Another revelation, which probably comes as a surprise only if you haven't been following open source news: Open source adoption in Europe far outpaces that of the United States. I chalked that up to two things: 1) a larger governmental role for open source adoption in Europe, and 2) less existing fidelity toward Microsoft by default there. "Governments and financial service companies" were the biggest leaders as far as use of open source packages, but a chunk who identified themselves as "Other" or "All Others" made up nearly half right there.
What's a little more difficult to determine from just looking at the numbers is the role of the packages used, but I asked Kim about that and learned a few things. Open source is doing great in the infrastructure/component/library space -- for instance, one of the biggest packages used in the financial sector is the all-Java hsqldb -- but it's not quite knocking commercial applications off the desktop yet. For OpenOffice.org, the adoption rate is 73% on personal computers but only 28% on enterprise machines.
The last eye-opener was the breakdown of Linux distributions found in the census. Ubuntu Gutsy and Hardy made up almost half of everything surveyed, with Debian and SUSE at 12% to 13% each. Fedora Core was only 6%, outpaced by -- get this -- Gentoo. Everything else amounted to 12%. (The lack of Red Hat Enterprise here is a hint that the survey's being run mainly on workstations and not servers -- something I hope they're able to.)
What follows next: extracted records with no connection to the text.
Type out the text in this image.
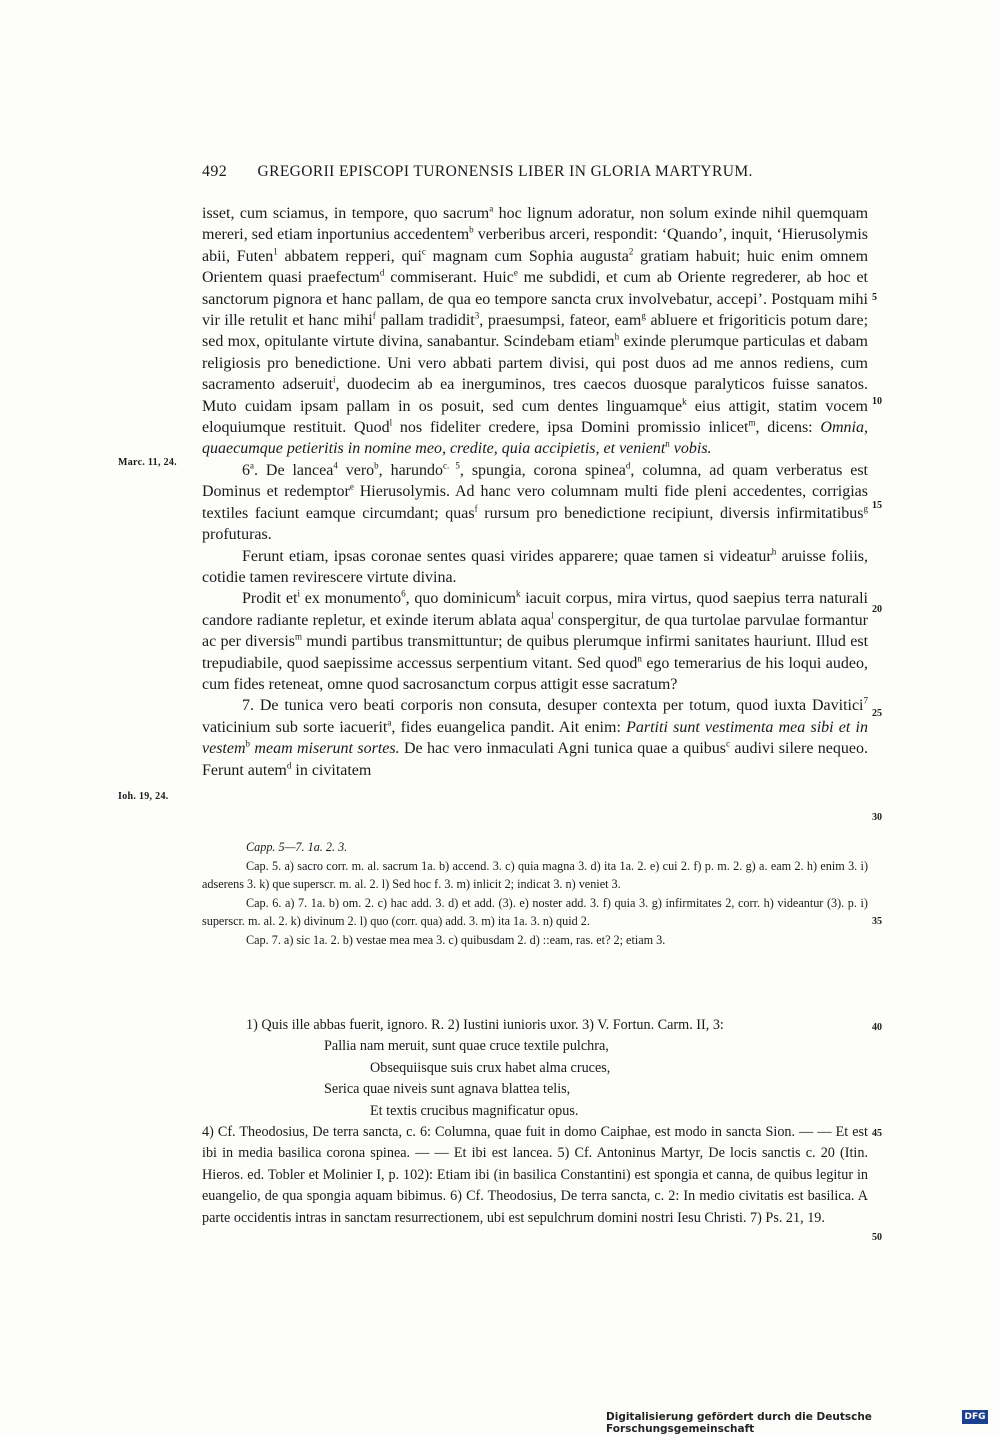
492 GREGORII EPISCOPI TURONENSIS LIBER IN GLORIA MARTYRUM.
Marc. 11, 24.
Ioh. 19, 24.
5
10
15
20
25
30
35
40
45
50

isset, cum sciamus, in tempore, quo sacrum$^a$ hoc lignum adoratur, non solum exinde nihil quemquam mereri, sed etiam inportunius accedentem$^b$ verberibus arceri, respondit: ‘Quando’, inquit, ‘Hierusolymis abii, Futen$^1$ abbatem repperi, qui$^c$ magnam cum Sophia augusta$^2$ gratiam habuit; huic enim omnem Orientem quasi praefectum$^d$ commiserant. Huic$^e$ me subdidi, et cum ab Oriente regrederer, ab hoc et sanctorum pignora et hanc pallam, de qua eo tempore sancta crux involvebatur, accepi’. Postquam mihi vir ille retulit et hanc mihi$^f$ pallam tradidit$^3$, praesumpsi, fateor, eam$^g$ abluere et frigoriticis potum dare; sed mox, opitulante virtute divina, sanabantur. Scindebam etiam$^h$ exinde plerumque particulas et dabam religiosis pro benedictione. Uni vero abbati partem divisi, qui post duos ad me annos rediens, cum sacramento adseruit$^i$, duodecim ab ea inerguminos, tres caecos duosque paralyticos fuisse sanatos. Muto cuidam ipsam pallam in os posuit, sed cum dentes linguamque$^k$ eius attigit, statim vocem eloquiumque restituit. Quod$^l$ nos fideliter credere, ipsa Domini promissio inlicet$^m$, dicens: Omnia, quaecumque petieritis in nomine meo, credite, quia accipietis, et venient$^n$ vobis.

6$^a$. De lancea$^4$ vero$^b$, harundo$^{c. 5}$, spungia, corona spinea$^d$, columna, ad quam verberatus est Dominus et redemptor$^e$ Hierusolymis. Ad hanc vero columnam multi fide pleni accedentes, corrigias textiles faciunt eamque circumdant; quas$^f$ rursum pro benedictione recipiunt, diversis infirmitatibus$^g$ profuturas.

Ferunt etiam, ipsas coronae sentes quasi virides apparere; quae tamen si videatur$^h$ aruisse foliis, cotidie tamen revirescere virtute divina.

Prodit $et^i$ ex monumento$^6$, quo dominicum$^k$ iacuit corpus, mira virtus, quod saepius terra naturali candore radiante repletur, et exinde iterum ablata aqua$^l$ conspergitur, de qua turtolae parvulae formantur ac per diversis$^m$ mundi partibus transmittuntur; de quibus plerumque infirmi sanitates hauriunt. Illud est trepudiabile, quod saepissime accessus serpentium vitant. Sed quod$^n$ ego temerarius de his loqui audeo, cum fides reteneat, omne quod sacrosanctum corpus attigit esse sacratum?

7. De tunica vero beati corporis non consuta, desuper contexta per totum, quod iuxta Davitici$^7$ vaticinium sub sorte iacuerit$^a$, fides euangelica pandit. Ait enim: Partiti sunt vestimenta mea sibi et in vestem$^b$ meam miserunt sortes. De hac vero inmaculati Agni tunica quae a quibus$^c$ audivi silere nequeo. Ferunt autem$^d$ in civitatem

Capp. 5—7. 1a. 2. 3.

Cap. 5. a) sacro corr. m. al. sacrum 1a. b) accend. 3. c) quia magna 3. d) ita 1a. 2. e) cui 2. f) p. m. 2. g) a. eam 2. h) enim 3. i) adserens 3. k) que superscr. m. al. 2. l) Sed hoc f. 3. m) inlicit 2; indicat 3. n) veniet 3.

Cap. 6. a) 7. 1a. b) om. 2. c) hac add. 3. d) et add. (3). e) noster add. 3. f) quia 3. g) infirmitates 2, corr. h) videantur (3). p. i) superscr. m. al. 2. k) divinum 2. l) quo (corr. qua) add. 3. m) ita 1a. 3. n) quid 2.

Cap. 7. a) sic 1a. 2. b) vestae mea mea 3. c) quibusdam 2. d) ::eam, ras. et? 2; etiam 3.

1) Quis ille abbas fuerit, ignoro. R. 2) Iustini iunioris uxor. 3) V. Fortun. Carm. II, 3:

Pallia nam meruit, sunt quae cruce textile pulchra,

Obsequiisque suis crux habet alma cruces,

Serica quae niveis sunt agnava blattea telis,

Et textis crucibus magnificatur opus.

4) Cf. Theodosius, De terra sancta, c. 6: Columna, quae fuit in domo Caiphae, est modo in sancta Sion. — — Et est ibi in media basilica corona spinea. — — Et ibi est lancea. 5) Cf. Antoninus Martyr, De locis sanctis c. 20 (Itin. Hieros. ed. Tobler et Molinier I, p. 102): Etiam ibi (in basilica Constantini) est spongia et canna, de quibus legitur in euangelio, de qua spongia aquam bibimus. 6) Cf. Theodosius, De terra sancta, c. 2: In medio civitatis est basilica. A parte occidentis intras in sanctam resurrectionem, ubi est sepulchrum domini nostri Iesu Christi. 7) Ps. 21, 19.

Digitalisierung gefördert durch die Deutsche Forschungsgemeinschaft
DFG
The best thing about the Open Source Census is also one of the trickiest things about it: the methodology. By casting the census as a byproduct of an open source discovery tool -- something useful in itself -- that bypasses some of the problems inherent in self-reporting statistics of this kind. The data's at least as useful to the people running the program as it is to OpenLogic and the census organizers.